The solution was three cranes: 75- and 50-foot Technocranes and a 60-foot MovieBird, with Libra heads.
The key grip worked with Dyas to leave space for the cranes’ bases — the 75-footer placed outside the far edge of the pool, allowing it to reach across nearly anywhere on the set. The 50- and 60-foot cranes were placed on the right and left sides, respectively, on 30-by-30-foot rolling platforms.
“Usually when you have a 50-foot crane,” McConkey reflects, “you know when you’re going to hit the end of its reach. With the 75-footer, I could reach across the water, and it never seemed to end. Anything you wanted to do, that crane could reach,” including a spectacular move that begins on a closeup of Amanda’s face and swings back to reveal the entire Boo’ya Moon world, all in focus.
Colorist Damien Vandercruyssen, at Harbor Picture Company in New York, aided Khondji in creating a base LUT that was bluish in shadows, with slight golden highlights.
According to Vandercruyssen, the DP desired a very dark show, but also wanted to see the actors and not lose any of the action. “Because of the amount of latitude I had in the neg, the exposure was perfect to darken some elements,” he says. “It’s one of the benefits of having HDR with the ALEXA 65 and being able to stretch those out. If it had been shot underlit, you wouldn’t have had the same amount of saturation.”
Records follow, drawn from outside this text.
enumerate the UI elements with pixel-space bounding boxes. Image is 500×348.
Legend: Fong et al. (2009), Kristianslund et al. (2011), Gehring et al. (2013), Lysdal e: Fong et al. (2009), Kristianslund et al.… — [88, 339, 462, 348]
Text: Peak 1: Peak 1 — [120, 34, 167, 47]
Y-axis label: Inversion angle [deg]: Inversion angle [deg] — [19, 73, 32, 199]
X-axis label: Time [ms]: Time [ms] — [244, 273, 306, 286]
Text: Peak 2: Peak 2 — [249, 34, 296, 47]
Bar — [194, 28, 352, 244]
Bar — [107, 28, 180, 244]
While Boo’ya Moon was built in Steiner’s large Stage 3, another set for the Fairy Forest was filmed at Agger Fish Warehouse, also in the Brooklyn Navy Yard. Built on shipping containers and winding from its “Sweetheart Hill” at one end to the other, ostensibly adjoining Boo’ya Moon, it required a map made by Dyas to help Larraín and Khondji plan story moves.
It was important to Larraín that the forest set and the pool felt as real to the actors as possible. “Both places are where most painful elements can exist, and at the same time it’s a place for healing and beauty,” he tells Variety.
“That friction between those elements somehow gave us the tool to really understand how to do it.”